I was delighted to learn of these successful validations. However, I was also puzzled by the fact that real world computer systems did not appear to satisfy the stringent mathematical assumptions that traditional queuing models require. This piqued my curiosity: why did these models exhibit such an unexpectedly high degree of accuracy? I have spent much of the past four decades investigating this issue and identifying conditions under which probabilistic models do, and do not, work well in practice.
My first paper on this topic, “Fundamental Laws of Computer System Performance,” was published in 1976. It introduced the concept of operational analysis, an approach that mirrors the operational procedures practitioners follow when they apply certain mathematical equations to the analysis of real world systems. This paper received the inaugural “Test of Time” Award from ACM Sigmetrics in 2010, 34 years after its original date of publication.
Operational analysis has been integrated into a succession of major texts dealing with the analysis of computer performance (Ferrari, Serazzi and Zeigner 1983), (Lazowska, Zahorjan, Graham and Sevcik 1984), (Jain 1991), (Menascé, Almeida and Dowdy 1994), (Menascé and Almeida 2001), (Gelenbe and Mitrani 2010), (Harchol-Balter 2013), (Denning and Martell 2015). Nevertheless, it remains relatively unknown among engineers, experimental scientists and other practitioners who apply probabilistic models to problems in the physical, social and life sciences. A primary goal of this book is to recast the basic principles of operational analysis in a more general context so that its core ideas become accessible to this wider community.
Rethinking Randomness presents an introduction to observational stochastics, the successor to operational analysis. Observational stochastics extends the mathematical foundation of the original theory in several ways: most importantly, by formalizing the intuitive notion of observing and measuring the behavior of a system as it operates during an interval of time. Students enrolled in courses on probability and stochastic modeling should find observational stochastics particularly helpful in understanding how the material they are studying in class is actually applied in practice.
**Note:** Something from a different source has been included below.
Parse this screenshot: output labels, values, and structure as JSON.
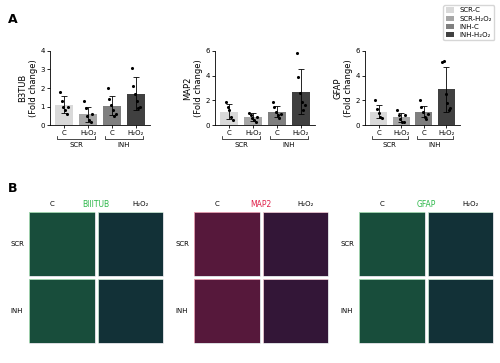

And because all mathematical arguments are self contained and relatively straightforward, technically oriented non-specialists who wish to explore the connection between probability theory and the physical world should find much of the material in this book readily accessible.
I would like to thank my colleague Yaakov Kogan, formerly of Bell Labs and AT&T, for suggestions that have improved the clarity and strengthened the mathematical rigor of this book.